Edward Cardinal Egan, Archbishop of New York, is reeling today from the scathing letter being circulated among the priests of his archdiocese.
The anonymous authors of the letter requested a vote of No Confidence to "encourage the Papal Nuncio and the Holy Father to strongly consider accepting the Cardinal's resignation in April, 2007, when he reaches the age of retirement, rather than at a future and uncertain date before his 80th birthday, as can often be the case with retiring Cardinals."
Now, word comes from New Advent's source in the Congregation for Bishops that the Holy See is watching this case very closely -- and based on its long institutional memory of similar cases, the Vatican doesn't like what it's seeing.
Our source told us that "we want to leave no doubt in the minds of the faithful that the Holy Father is sovereign in the appointment and removal of bishops."
He suggested that the effort in New York would backfire on its proponents. "They will not attain what they're trying to accomplish. If they did, it would set a harmful precedent, and the door would be opened to all sorts of groups trying to pressure the removal of unpopular bishops."
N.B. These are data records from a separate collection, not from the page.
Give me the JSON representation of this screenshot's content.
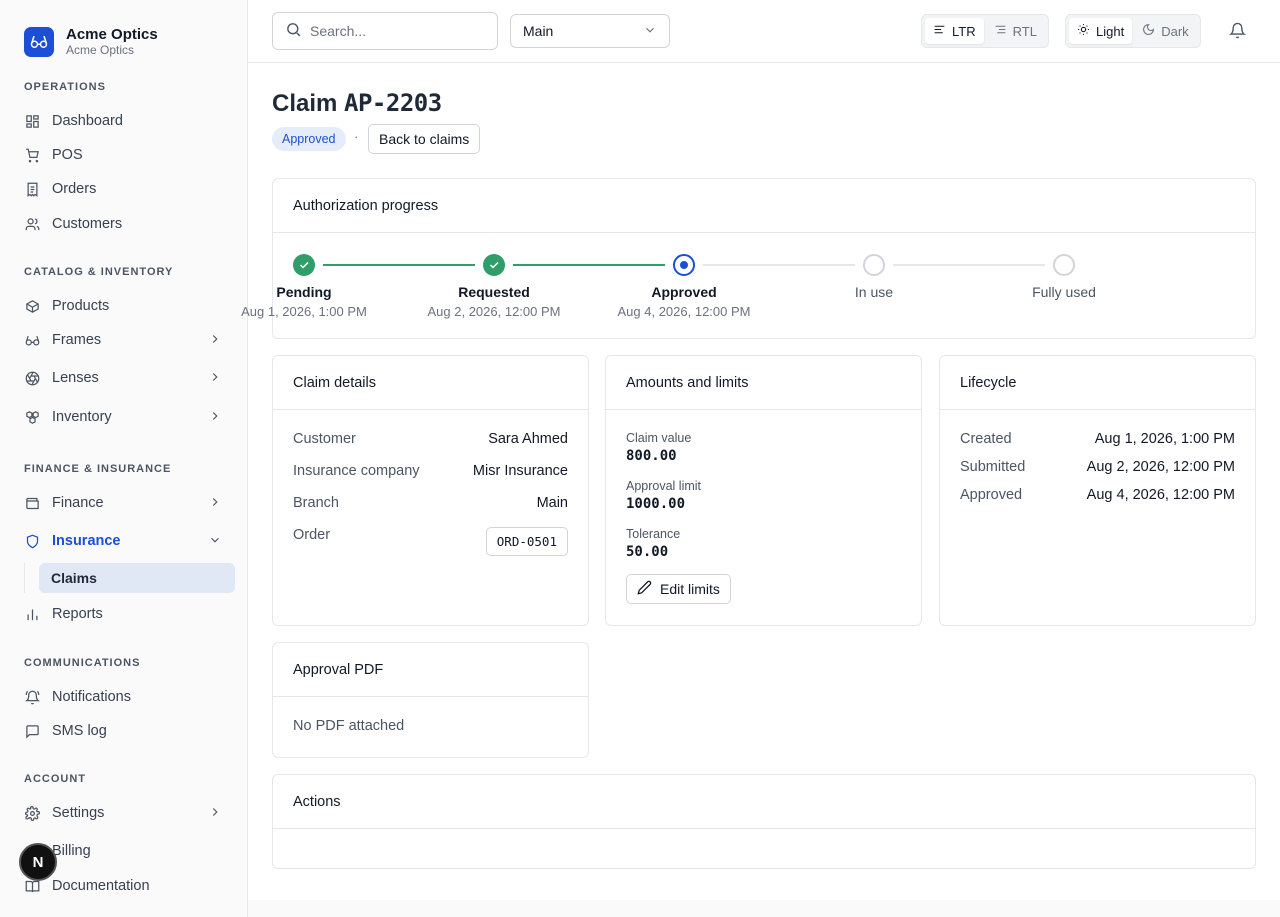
{
  "brand": {
    "name": "Acme Optics",
    "subtitle": "Acme Optics"
  },
  "sidebar": {
    "sections": [
      "OPERATIONS",
      "CATALOG & INVENTORY",
      "FINANCE & INSURANCE",
      "COMMUNICATIONS",
      "ACCOUNT"
    ],
    "items": [
      {
        "label": "Dashboard",
        "icon": "dashboard-icon"
      },
      {
        "label": "POS",
        "icon": "cart-icon"
      },
      {
        "label": "Orders",
        "icon": "receipt-icon"
      },
      {
        "label": "Customers",
        "icon": "users-icon"
      },
      {
        "label": "Products",
        "icon": "box-icon"
      },
      {
        "label": "Frames",
        "icon": "glasses-icon"
      },
      {
        "label": "Lenses",
        "icon": "aperture-icon"
      },
      {
        "label": "Inventory",
        "icon": "boxes-icon"
      },
      {
        "label": "Finance",
        "icon": "wallet-icon"
      },
      {
        "label": "Insurance",
        "icon": "shield-icon"
      },
      {
        "label": "Reports",
        "icon": "bar-chart-icon"
      },
      {
        "label": "Notifications",
        "icon": "bell-ring-icon"
      },
      {
        "label": "SMS log",
        "icon": "message-icon"
      },
      {
        "label": "Settings",
        "icon": "gear-icon"
      },
      {
        "label": "Billing",
        "icon": "card-icon"
      },
      {
        "label": "Documentation",
        "icon": "book-icon"
      }
    ],
    "sub_item": "Claims",
    "badge_letter": "N"
  },
  "topbar": {
    "search_placeholder": "Search...",
    "branch_select": "Main",
    "dir_ltr": "LTR",
    "dir_rtl": "RTL",
    "theme_light": "Light",
    "theme_dark": "Dark"
  },
  "page": {
    "title_prefix": "Claim ",
    "title_code": "AP-2203",
    "status": "Approved",
    "separator": "·",
    "back_label": "Back to claims"
  },
  "progress": {
    "title": "Authorization progress",
    "steps": [
      {
        "label": "Pending",
        "date": "Aug 1, 2026, 1:00 PM",
        "state": "done"
      },
      {
        "label": "Requested",
        "date": "Aug 2, 2026, 12:00 PM",
        "state": "done"
      },
      {
        "label": "Approved",
        "date": "Aug 4, 2026, 12:00 PM",
        "state": "current"
      },
      {
        "label": "In use",
        "date": "",
        "state": "todo"
      },
      {
        "label": "Fully used",
        "date": "",
        "state": "todo"
      }
    ],
    "colors": {
      "done": "#2f9e6b",
      "current": "#1d4ed8",
      "todo": "#d1d5db"
    }
  },
  "claim_details": {
    "title": "Claim details",
    "rows": [
      {
        "key": "Customer",
        "value": "Sara Ahmed"
      },
      {
        "key": "Insurance company",
        "value": "Misr Insurance"
      },
      {
        "key": "Branch",
        "value": "Main"
      },
      {
        "key": "Order",
        "value": "ORD-0501"
      }
    ]
  },
  "amounts": {
    "title": "Amounts and limits",
    "items": [
      {
        "label": "Claim value",
        "value": "800.00"
      },
      {
        "label": "Approval limit",
        "value": "1000.00"
      },
      {
        "label": "Tolerance",
        "value": "50.00"
      }
    ],
    "edit_label": "Edit limits"
  },
  "lifecycle": {
    "title": "Lifecycle",
    "rows": [
      {
        "key": "Created",
        "value": "Aug 1, 2026, 1:00 PM"
      },
      {
        "key": "Submitted",
        "value": "Aug 2, 2026, 12:00 PM"
      },
      {
        "key": "Approved",
        "value": "Aug 4, 2026, 12:00 PM"
      }
    ]
  },
  "approval_pdf": {
    "title": "Approval PDF",
    "empty": "No PDF attached"
  },
  "actions": {
    "title": "Actions"
  }
}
The Congregation official cited two cases with parallels to New York: Santiago in the late 1980s, and Dallas in the early 2000s.
In the first case, he said, a group of laymen and priests in Santiago, Chile, wrote an open letter to the Holy See, requesting the speedy resignation of Juan Francisco Cardinal Fresno. In response, the Holy See actually held up acceptance of his resignation "for several months longer" than would have occurred otherwise.
In the second case, our source revealed that the Congregation for Bishops felt its hands tied by grassroots efforts seeking the removal of Bishop Charles Grahmann from Dallas. The anti-Grahmann drive backfired, he told us, by removing the most plausible options for early retirement, and possibly delaying the acceptance of the canonical resignation that Grahmann offered in July 2006.
Our source said the response of the Roman curia will be simple: "The letter will be treated like it doesn't exist."